What was interesting ­ or at least novel ­ to me was his description of their visit to the Parliament building in Victoria. Here they are, a pair of Yanks with backpacks and accents, and they show up at the provincial capital.

Did the army of cops guarding the building against terrorism give them steely stares and demand to see their passports? No, the one cop in sight just gave them a genial wave. Were their backpacks searched? Nope. They weren’t even asked to leave them at the desk. The place, my friend noted incredulously, didn’t even have a metal detector.

It can’t be claimed that British Columbians are apathetic about their politics. This is a province that is quite capable of swinging from socialism to fascism and back every few years. It’s sort of incredible they haven’t had a Guy Fawkes since the days of WAC Bennett.

Honestly, it’s amazing there’s a building left standing in BC. Doesn’t al Qaida know that western Canada is ripe for the plucking?

Ottawa’s pretty much the same way. I’m told the PM still walks to work without guards ­ through the crowded Sparks Street Mall ­ on days when the weather’s nice.

Maybe al Qaida thinks it’s more fun to tease the paranoid regime in Washington. Or maybe they don’t want to mess with a system that has good dope for $125 an ounce. I mean, that’s about €20 Euros for 10 grams. The fact that al Qaida isn’t messing with a free society that has good dope must have Tom Ridge writhing in outrage and confusion. Doesn’t al Qaida hate those sorts of things?

Last week another guy got back from Washington DC. He, too was effusive, talking about the Lincoln Memorial, the Mall, the Smithsonian, and all those glorious things that make Washington such a wonderful place to visit.

But armed guards ­ troopers, not to put too fine a point on it ­ were everywhere. He had to show ID dozens of times, and his backpack was x-rayed and opened, metal detecting wands played over him, metal detectors everywhere. It’s still possible to see Congressmen walking around town without armed escorts ­ Michael Moore frightened some in “Fahrenheit 911” ­ but you are never, ever going to see George W. walking up the mall, briefcase in hand, and no secret service in sight.

Even if he was a popular president.

Quite a contrast, these two capitols. One, open, unafraid, and comfortable. The other, fearful, paranoid, and according to my friend, a very scary place to be these days.

The Republicans are meeting in New York next week for their quadrennial convention, and I’m told that there are going to be thirty-seven THOUSAND armed guards­cops and troopers­there to defend the thousand or so delegates.

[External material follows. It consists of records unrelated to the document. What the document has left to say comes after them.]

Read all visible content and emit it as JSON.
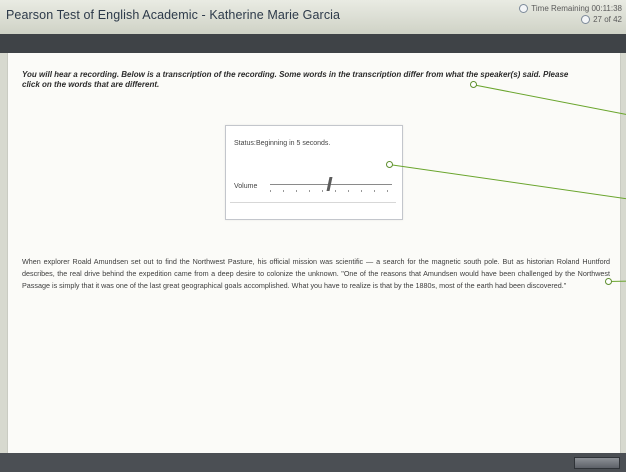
{
  "header": {
    "title": "Pearson Test of English Academic - Katherine Marie Garcia",
    "time_remaining": "Time Remaining 00:11:38",
    "question_counter": "27 of 42"
  },
  "instruction": "You will hear a recording. Below is a transcription of the recording. Some words in the transcription differ from what the speaker(s) said. Please click on the words that are different.",
  "player": {
    "status_label": "Status:",
    "status_value": "Beginning in 5 seconds.",
    "volume_label": "Volume",
    "volume_level": 0.48
  },
  "passage": "When explorer Roald Amundsen set out to find the Northwest Pasture, his official mission was scientific — a search for the magnetic south pole. But as historian Roland Huntford describes, the real drive behind the expedition came from a deep desire to colonize the unknown. \"One of the reasons that Amundsen would have been challenged by the Northwest Passage is simply that it was one of the last great geographical goals accomplished. What you have to realize is that by the 1880s, most of the earth had been discovered.\"",
  "colors": {
    "titlebar": "#dfe2d8",
    "toolbar": "#3f4347",
    "content_bg": "#fbfbf8",
    "pointer": "#6aa52d"
  }
}
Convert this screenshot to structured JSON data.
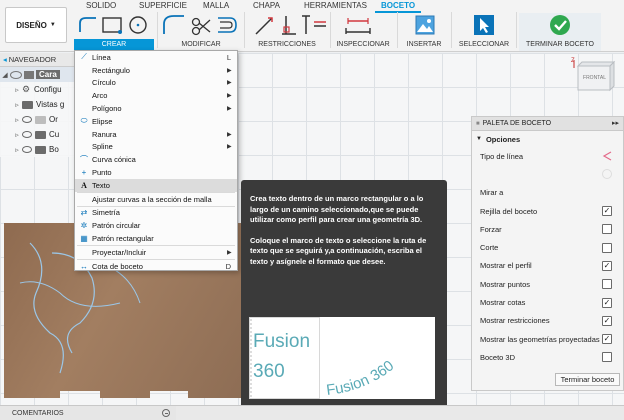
{
  "toolbar": {
    "workspace_label": "DISEÑO",
    "tabs": [
      "SOLIDO",
      "SUPERFICIE",
      "MALLA",
      "CHAPA",
      "HERRAMIENTAS",
      "BOCETO"
    ],
    "groups": [
      "CREAR",
      "MODIFICAR",
      "RESTRICCIONES",
      "INSPECCIONAR",
      "INSERTAR",
      "SELECCIONAR",
      "TERMINAR BOCETO"
    ]
  },
  "browser": {
    "title": "NAVEGADOR",
    "items": [
      "Cara",
      "Configu",
      "Vistas g",
      "Or",
      "Cu",
      "Bo"
    ]
  },
  "viewcube": {
    "face_label": "FRONTAL",
    "axis_label": "Z"
  },
  "create_menu": {
    "items": [
      {
        "label": "Línea",
        "key": "L",
        "icon": "line-icon"
      },
      {
        "label": "Rectángulo",
        "icon": "rectangle-icon"
      },
      {
        "label": "Círculo",
        "icon": "circle-icon"
      },
      {
        "label": "Arco",
        "icon": "arc-icon"
      },
      {
        "label": "Polígono",
        "icon": "polygon-icon"
      },
      {
        "label": "Elipse",
        "icon": "ellipse-icon"
      },
      {
        "label": "Ranura",
        "icon": "slot-icon"
      },
      {
        "label": "Spline",
        "icon": "spline-icon"
      },
      {
        "label": "Curva cónica",
        "icon": "conic-curve-icon"
      },
      {
        "label": "Punto",
        "icon": "point-icon"
      },
      {
        "label": "Texto",
        "icon": "text-icon"
      },
      {
        "label": "Ajustar curvas a la sección de malla",
        "icon": "fit-curves-icon"
      },
      {
        "label": "Simetría",
        "icon": "mirror-icon"
      },
      {
        "label": "Patrón circular",
        "icon": "circular-pattern-icon"
      },
      {
        "label": "Patrón rectangular",
        "icon": "rectangular-pattern-icon"
      },
      {
        "label": "Proyectar/Incluir",
        "icon": "project-icon"
      },
      {
        "label": "Cota de boceto",
        "key": "D",
        "icon": "dimension-icon"
      }
    ]
  },
  "tooltip": {
    "paragraph1": "Crea texto dentro de un marco rectangular o a lo largo de un camino seleccionado,que se puede utilizar como perfil para crear una geometría 3D.",
    "paragraph2": "Coloque el marco de texto o seleccione la ruta de texto que se seguirá y,a continuación, escriba el texto y asígnele el formato que desee.",
    "sample_line1": "Fusion",
    "sample_line2": "360",
    "sample_curved": "Fusion 360"
  },
  "palette": {
    "title": "PALETA DE BOCETO",
    "section": "Opciones",
    "rows": [
      {
        "label": "Tipo de línea",
        "control": "linetype"
      },
      {
        "label": "",
        "control": "disabled-circle"
      },
      {
        "label": "Mirar a",
        "control": "none"
      },
      {
        "label": "Rejilla del boceto",
        "control": "checkbox",
        "checked": true
      },
      {
        "label": "Forzar",
        "control": "checkbox",
        "checked": false
      },
      {
        "label": "Corte",
        "control": "checkbox",
        "checked": false
      },
      {
        "label": "Mostrar el perfil",
        "control": "checkbox",
        "checked": true
      },
      {
        "label": "Mostrar puntos",
        "control": "checkbox",
        "checked": false
      },
      {
        "label": "Mostrar cotas",
        "control": "checkbox",
        "checked": true
      },
      {
        "label": "Mostrar restricciones",
        "control": "checkbox",
        "checked": true
      },
      {
        "label": "Mostrar las geometrías proyectadas",
        "control": "checkbox",
        "checked": true
      },
      {
        "label": "Boceto 3D",
        "control": "checkbox",
        "checked": false
      }
    ],
    "finish_label": "Terminar boceto"
  },
  "comments": {
    "label": "COMENTARIOS"
  },
  "colors": {
    "accent": "#0696d7",
    "finish_green": "#2fa84f",
    "tooltip_bg": "#3a3a3a",
    "wood": "#9e7b5e"
  }
}
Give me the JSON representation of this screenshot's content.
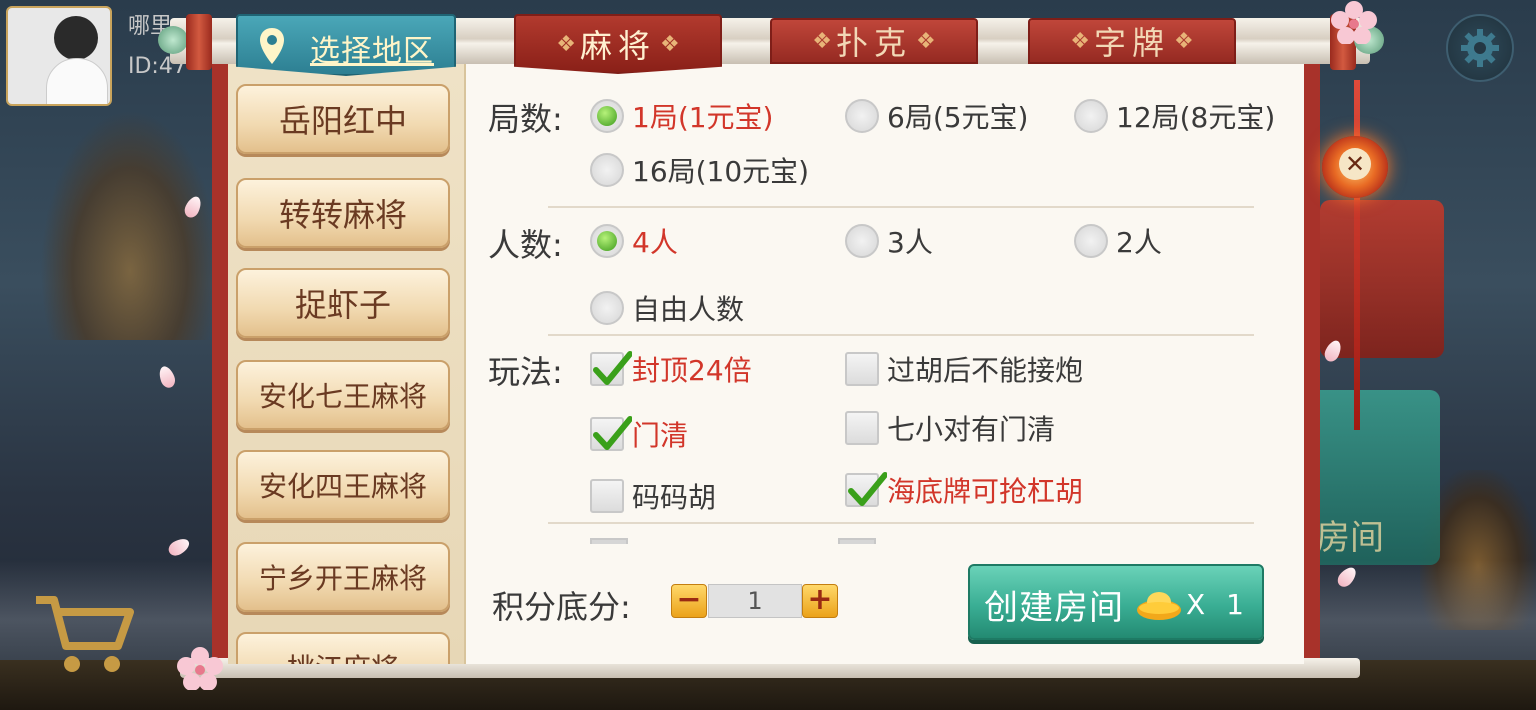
{
  "player": {
    "name": "哪里",
    "id": "ID:47"
  },
  "region_tab": {
    "label": "选择地区"
  },
  "tabs": [
    {
      "label": "麻将",
      "active": true
    },
    {
      "label": "扑克",
      "active": false
    },
    {
      "label": "字牌",
      "active": false
    }
  ],
  "sidebar": {
    "items": [
      {
        "label": "岳阳红中"
      },
      {
        "label": "转转麻将"
      },
      {
        "label": "捉虾子"
      },
      {
        "label": "安化七王麻将"
      },
      {
        "label": "安化四王麻将"
      },
      {
        "label": "宁乡开王麻将"
      },
      {
        "label": "桃江麻将"
      }
    ]
  },
  "rounds": {
    "label": "局数:",
    "options": [
      {
        "label": "1局(1元宝)",
        "selected": true
      },
      {
        "label": "6局(5元宝)",
        "selected": false
      },
      {
        "label": "12局(8元宝)",
        "selected": false
      },
      {
        "label": "16局(10元宝)",
        "selected": false
      }
    ]
  },
  "players": {
    "label": "人数:",
    "options": [
      {
        "label": "4人",
        "selected": true
      },
      {
        "label": "3人",
        "selected": false
      },
      {
        "label": "2人",
        "selected": false
      },
      {
        "label": "自由人数",
        "selected": false
      }
    ]
  },
  "rules": {
    "label": "玩法:",
    "options": [
      {
        "label": "封顶24倍",
        "checked": true
      },
      {
        "label": "过胡后不能接炮",
        "checked": false
      },
      {
        "label": "门清",
        "checked": true
      },
      {
        "label": "七小对有门清",
        "checked": false
      },
      {
        "label": "码码胡",
        "checked": false
      },
      {
        "label": "海底牌可抢杠胡",
        "checked": true
      }
    ]
  },
  "score": {
    "label": "积分底分:",
    "value": "1",
    "minus": "−",
    "plus": "+"
  },
  "create_button": {
    "label": "创建房间",
    "cost": "X 1"
  },
  "close": {
    "symbol": "✕"
  },
  "background": {
    "card_label": "房间"
  },
  "colors": {
    "accent_red": "#d2362a",
    "tab_red": "#a8322a",
    "create_green": "#3aae94",
    "region_teal": "#2d7f92"
  }
}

A court ruled that protesters couldn’t stage a rally in Central Park on the grounds that they might hurt the lawn. First Amendment takes back seat to blades of grass. You have to wonder what Walt Whitman would make of that.

The media is playing up the threat of a terror attack, of course. Terrorists are pantingly anxious to pass up the opportunity to blow up the Parliament in BC in order to take on 37,000 armed guards and the most sophisticated military equipment on earth.

The odd thing is that two commercial jetliners took off from a Moscow airport, one about an hour and a half after the other. Both crashed within three minutes of each other, over 500 miles apart. Witnesses saw mid-air explosions, and there are reports that at least one plane had its emergency “hijacked!” transponder going.

It’s possible it wasn’t a Russian 9/11. Not likely, but possible.

The media buried that story on page 19. A ludicrously improbable attack on New York during the convention is considered bigger news than an almost certainly actual terror attack in Russia.

The Russian attack doesn’t pump up American fear and paranoia, of course, so it’s deemed unnewsworthy.

Similarly, Americans don’t hear about how Canada ­ a country which lost as many people proportionately on 9/11 as America did ­ doesn’t have those stupid goddam color code terror threats, and they haven’t subjected themselves to endless searches by bored security guards, suspicion over cash purchases, and the gimlet stares of cameras on every street corner and in every store.

Americans, with hardly a thought, have traded away much of their freedom and privacy for some utterly non-existent security, and the result is only that they are more frightened and apprehensive than ever.

In BC, they don’t have metal detectors, armed guards with automatic weapons, or the pervasive stink of fear.

The war on terror may be the first (and last) war in the history of the United States in which the people deliberately made sacrifices in order to lose.